Vancouver entrepreneur in a hurry to make his mark in the marketplace

July 23, 2015

By Jenny Lee, Vancouver Sun |

Just two weeks ago, young cosmetics entrepreneur Kevin Liu, 25, was on the phone at 3 a.m. He was trying to get a crucial product shipment through U.S. Customs when his wife signalled him.

“Everybody was on the line — the buyer, FedEx. At the last moment, I said ‘Excuse me. I am in labour with my wife.’ ”

By 11 a.m., the rattled entrepreneur’s first child, Emma, had arrived. A day later, mom and baby were home, and Liu’s first U.S. eye cream shipment had arrived safely at Ross Stores’ California warehouse.

Liu is a man in a hurry.

“I’m the first among my friends to get married,” acknowledged the co-owner of one-year-old Adorlée Beauty Inc. “I got everything done. I’m ahead of the game.”

The fledgling company’s eye creams are already in 1,600 stores through test market contracts with the 1,200-store Ross chain in the U.S. and a 400-store discount clothing and home fashions chain in Canada.

Son of a successful Chinese cosmetics distributor, Liu arrived in Canada as a 14-year-old when his family immigrated from Harbin, a northern Chinese city famous for winter ice sculptures. Liu attended Magee Secondary in Vancouver.

“I couldn’t speak English and I couldn’t speak Cantonese, so I was in the middle,” the Mandarin-speaker said. His grades languished until he learned enough English to decipher when his assignments were due.

Then he turned his attention to getting a job.

He started by washing cars — 320 tire rims a day “because I was new. Good squat exercises.” He graduated to stocking supermarket shelves, and then took a job at a gas station.

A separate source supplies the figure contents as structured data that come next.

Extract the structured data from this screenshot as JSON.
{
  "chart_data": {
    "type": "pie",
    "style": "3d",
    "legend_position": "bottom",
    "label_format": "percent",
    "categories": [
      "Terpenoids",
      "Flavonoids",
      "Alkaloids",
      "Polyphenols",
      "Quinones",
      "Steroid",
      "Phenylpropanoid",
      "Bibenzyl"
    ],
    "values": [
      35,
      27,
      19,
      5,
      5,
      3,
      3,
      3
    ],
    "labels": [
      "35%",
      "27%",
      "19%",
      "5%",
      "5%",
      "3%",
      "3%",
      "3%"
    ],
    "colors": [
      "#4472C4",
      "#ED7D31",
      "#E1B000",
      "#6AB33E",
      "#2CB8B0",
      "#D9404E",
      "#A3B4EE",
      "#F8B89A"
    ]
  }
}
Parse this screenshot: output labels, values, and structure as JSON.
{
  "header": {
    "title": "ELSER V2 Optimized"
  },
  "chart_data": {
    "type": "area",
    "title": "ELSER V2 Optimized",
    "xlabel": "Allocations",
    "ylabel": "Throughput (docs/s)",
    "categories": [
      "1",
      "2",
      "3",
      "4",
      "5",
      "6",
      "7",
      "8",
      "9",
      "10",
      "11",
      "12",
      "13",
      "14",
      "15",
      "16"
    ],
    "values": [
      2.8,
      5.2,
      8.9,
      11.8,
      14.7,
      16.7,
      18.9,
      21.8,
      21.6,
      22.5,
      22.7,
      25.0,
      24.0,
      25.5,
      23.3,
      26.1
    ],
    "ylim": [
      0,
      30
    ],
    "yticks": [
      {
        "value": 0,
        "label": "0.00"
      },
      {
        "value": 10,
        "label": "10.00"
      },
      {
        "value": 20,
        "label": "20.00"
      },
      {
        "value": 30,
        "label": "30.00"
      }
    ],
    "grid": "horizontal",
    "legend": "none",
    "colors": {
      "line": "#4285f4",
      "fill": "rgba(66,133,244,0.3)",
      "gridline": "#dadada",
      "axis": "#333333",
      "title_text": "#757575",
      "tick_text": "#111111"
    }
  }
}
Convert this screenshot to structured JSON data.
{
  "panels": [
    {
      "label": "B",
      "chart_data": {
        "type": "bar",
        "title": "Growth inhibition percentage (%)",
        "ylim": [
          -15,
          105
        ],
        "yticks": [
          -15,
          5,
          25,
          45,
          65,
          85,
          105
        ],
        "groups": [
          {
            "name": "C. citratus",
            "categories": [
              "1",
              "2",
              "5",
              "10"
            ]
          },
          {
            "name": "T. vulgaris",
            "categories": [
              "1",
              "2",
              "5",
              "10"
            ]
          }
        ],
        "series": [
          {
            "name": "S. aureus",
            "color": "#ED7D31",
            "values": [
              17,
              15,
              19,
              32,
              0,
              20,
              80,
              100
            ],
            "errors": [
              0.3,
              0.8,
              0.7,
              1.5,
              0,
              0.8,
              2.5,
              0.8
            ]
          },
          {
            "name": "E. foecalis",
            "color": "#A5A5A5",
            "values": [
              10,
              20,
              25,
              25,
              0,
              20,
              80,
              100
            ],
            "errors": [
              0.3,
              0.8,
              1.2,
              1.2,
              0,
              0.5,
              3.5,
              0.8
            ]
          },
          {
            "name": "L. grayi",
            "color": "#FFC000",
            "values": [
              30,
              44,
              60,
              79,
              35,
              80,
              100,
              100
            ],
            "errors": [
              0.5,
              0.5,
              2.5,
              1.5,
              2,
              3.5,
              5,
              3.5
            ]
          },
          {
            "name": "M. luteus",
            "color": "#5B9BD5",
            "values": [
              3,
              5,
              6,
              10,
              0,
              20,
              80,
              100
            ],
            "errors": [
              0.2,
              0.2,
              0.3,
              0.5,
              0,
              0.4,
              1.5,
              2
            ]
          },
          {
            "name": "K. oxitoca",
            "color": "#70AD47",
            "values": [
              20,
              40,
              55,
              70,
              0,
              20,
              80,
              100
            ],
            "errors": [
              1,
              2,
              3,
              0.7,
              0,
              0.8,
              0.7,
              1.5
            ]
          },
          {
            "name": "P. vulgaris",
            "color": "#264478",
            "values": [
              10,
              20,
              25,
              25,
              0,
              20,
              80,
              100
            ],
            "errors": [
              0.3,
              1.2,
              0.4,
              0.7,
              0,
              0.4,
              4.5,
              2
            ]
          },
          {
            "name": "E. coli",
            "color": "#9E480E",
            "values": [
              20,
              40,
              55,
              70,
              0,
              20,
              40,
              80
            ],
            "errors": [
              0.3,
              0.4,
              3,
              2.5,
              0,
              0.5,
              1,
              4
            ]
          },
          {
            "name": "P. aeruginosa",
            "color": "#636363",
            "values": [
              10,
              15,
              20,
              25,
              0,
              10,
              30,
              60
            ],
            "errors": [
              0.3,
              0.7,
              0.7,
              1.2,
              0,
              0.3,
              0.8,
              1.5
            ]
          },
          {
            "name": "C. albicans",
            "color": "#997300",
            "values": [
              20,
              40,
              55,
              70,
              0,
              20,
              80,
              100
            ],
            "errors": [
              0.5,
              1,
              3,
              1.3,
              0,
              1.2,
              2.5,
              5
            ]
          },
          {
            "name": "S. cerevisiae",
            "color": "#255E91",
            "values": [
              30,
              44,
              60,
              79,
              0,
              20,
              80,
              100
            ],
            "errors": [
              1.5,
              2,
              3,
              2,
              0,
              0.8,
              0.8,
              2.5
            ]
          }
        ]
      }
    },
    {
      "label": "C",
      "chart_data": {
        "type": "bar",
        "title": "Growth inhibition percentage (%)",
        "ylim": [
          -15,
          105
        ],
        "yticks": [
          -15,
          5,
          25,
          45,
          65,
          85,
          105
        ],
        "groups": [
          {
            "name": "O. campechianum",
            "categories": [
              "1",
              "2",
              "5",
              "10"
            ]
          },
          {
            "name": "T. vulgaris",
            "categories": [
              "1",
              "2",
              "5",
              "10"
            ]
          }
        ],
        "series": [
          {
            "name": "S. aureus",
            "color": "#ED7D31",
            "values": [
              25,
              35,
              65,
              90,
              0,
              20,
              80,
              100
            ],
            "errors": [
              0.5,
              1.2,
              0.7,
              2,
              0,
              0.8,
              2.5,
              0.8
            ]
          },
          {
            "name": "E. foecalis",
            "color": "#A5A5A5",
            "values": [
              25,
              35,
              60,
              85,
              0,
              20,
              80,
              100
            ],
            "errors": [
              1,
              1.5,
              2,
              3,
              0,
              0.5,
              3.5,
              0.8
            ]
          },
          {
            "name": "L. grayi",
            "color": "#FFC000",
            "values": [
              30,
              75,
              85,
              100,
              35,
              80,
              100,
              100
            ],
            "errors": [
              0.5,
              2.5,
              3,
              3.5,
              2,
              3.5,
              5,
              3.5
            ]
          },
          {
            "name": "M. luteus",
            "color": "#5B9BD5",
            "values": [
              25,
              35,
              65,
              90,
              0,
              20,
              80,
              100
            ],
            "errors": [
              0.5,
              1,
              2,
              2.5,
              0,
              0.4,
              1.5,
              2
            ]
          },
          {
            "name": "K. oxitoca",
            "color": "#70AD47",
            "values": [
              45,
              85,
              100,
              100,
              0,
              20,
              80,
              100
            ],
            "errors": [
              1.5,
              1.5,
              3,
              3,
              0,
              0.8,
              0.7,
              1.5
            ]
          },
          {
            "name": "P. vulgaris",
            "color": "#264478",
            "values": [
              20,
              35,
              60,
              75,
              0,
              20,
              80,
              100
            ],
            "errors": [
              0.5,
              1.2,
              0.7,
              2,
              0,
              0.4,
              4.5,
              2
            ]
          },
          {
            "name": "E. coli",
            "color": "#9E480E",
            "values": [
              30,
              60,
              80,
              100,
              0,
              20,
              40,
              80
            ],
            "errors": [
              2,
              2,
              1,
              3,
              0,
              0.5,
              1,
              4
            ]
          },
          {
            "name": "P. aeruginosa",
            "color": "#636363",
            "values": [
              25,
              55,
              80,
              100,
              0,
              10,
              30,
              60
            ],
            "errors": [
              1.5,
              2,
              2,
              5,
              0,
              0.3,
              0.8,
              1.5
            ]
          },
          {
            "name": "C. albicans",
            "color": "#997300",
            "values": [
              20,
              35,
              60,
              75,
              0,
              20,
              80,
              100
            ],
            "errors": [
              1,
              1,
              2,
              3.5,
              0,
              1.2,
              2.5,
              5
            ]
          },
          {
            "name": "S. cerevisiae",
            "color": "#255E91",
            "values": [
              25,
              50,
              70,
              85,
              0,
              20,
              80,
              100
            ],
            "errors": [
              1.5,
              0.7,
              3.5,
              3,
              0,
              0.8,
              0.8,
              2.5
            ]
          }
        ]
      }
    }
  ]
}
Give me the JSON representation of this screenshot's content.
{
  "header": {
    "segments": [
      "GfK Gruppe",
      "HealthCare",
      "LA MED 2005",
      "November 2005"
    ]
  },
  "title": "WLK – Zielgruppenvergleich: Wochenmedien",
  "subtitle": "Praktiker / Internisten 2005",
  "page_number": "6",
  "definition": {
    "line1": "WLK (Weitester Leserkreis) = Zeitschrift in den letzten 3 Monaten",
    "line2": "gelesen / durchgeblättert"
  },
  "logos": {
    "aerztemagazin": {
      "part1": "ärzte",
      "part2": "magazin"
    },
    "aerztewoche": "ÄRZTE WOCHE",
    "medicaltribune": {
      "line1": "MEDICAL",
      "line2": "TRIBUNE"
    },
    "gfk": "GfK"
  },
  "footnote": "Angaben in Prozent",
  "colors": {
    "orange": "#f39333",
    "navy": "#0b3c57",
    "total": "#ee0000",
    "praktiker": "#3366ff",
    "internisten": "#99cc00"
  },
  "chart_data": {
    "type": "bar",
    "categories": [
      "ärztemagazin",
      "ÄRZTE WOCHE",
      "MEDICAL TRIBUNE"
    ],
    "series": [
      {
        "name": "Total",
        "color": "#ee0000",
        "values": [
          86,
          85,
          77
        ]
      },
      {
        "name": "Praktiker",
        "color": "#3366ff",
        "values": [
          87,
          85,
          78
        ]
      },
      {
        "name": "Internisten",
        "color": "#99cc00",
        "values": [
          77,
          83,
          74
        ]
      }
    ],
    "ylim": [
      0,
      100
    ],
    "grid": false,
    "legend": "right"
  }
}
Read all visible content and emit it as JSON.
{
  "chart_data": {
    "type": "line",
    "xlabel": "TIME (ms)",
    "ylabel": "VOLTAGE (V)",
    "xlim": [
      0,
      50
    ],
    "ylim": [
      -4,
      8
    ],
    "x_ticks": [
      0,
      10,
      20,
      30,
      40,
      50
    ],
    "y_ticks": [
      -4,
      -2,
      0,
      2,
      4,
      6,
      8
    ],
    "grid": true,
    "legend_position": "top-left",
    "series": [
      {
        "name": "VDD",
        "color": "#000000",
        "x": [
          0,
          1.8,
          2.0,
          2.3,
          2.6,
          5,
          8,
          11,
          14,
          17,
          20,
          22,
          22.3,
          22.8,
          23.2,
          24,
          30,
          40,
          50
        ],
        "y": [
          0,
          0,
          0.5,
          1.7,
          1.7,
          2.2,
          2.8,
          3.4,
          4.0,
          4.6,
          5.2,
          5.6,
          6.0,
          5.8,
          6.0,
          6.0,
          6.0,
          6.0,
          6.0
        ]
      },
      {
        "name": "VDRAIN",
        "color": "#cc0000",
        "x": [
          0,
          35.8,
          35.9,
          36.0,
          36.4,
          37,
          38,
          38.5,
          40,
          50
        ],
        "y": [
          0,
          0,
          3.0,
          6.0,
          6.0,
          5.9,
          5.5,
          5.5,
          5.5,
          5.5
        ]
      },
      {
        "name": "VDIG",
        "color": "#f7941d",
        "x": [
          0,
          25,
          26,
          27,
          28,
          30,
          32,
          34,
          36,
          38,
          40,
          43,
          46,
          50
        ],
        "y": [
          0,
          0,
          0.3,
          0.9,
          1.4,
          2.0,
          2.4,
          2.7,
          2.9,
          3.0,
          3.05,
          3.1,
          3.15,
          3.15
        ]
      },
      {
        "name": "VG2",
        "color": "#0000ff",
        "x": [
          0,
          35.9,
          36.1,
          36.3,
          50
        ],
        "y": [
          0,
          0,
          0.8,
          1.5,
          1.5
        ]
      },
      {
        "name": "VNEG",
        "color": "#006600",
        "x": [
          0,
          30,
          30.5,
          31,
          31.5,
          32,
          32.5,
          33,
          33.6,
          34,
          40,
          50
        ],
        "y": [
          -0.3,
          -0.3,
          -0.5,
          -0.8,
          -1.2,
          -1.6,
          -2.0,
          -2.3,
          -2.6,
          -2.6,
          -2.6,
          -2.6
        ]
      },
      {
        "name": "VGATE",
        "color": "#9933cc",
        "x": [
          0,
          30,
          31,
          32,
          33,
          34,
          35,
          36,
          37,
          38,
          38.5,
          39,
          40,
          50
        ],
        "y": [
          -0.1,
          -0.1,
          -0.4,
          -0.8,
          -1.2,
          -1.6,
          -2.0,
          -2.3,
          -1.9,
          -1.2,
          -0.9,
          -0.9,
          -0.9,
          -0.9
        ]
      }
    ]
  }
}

“I wanted to fit in to society, to gain working experience. I heard a lot that western culture focuses more on experience, not so much on math skills as in China,” Liu said.

Knowing his family’s move to Canada was for his benefit, Liu felt an intense responsibility to do his parents proud.

When he applied to university with a 92 per cent average, he applied to UBC Okanagan by mistake. “How come school is (such a) drive every day? It was a silly mistake.”

In his first year at Simon Fraser University, his parents installed him in a Burnaby apartment and temporarily flew back to China. “I partied a lot and invited friends to come over and go for trips to Banff.”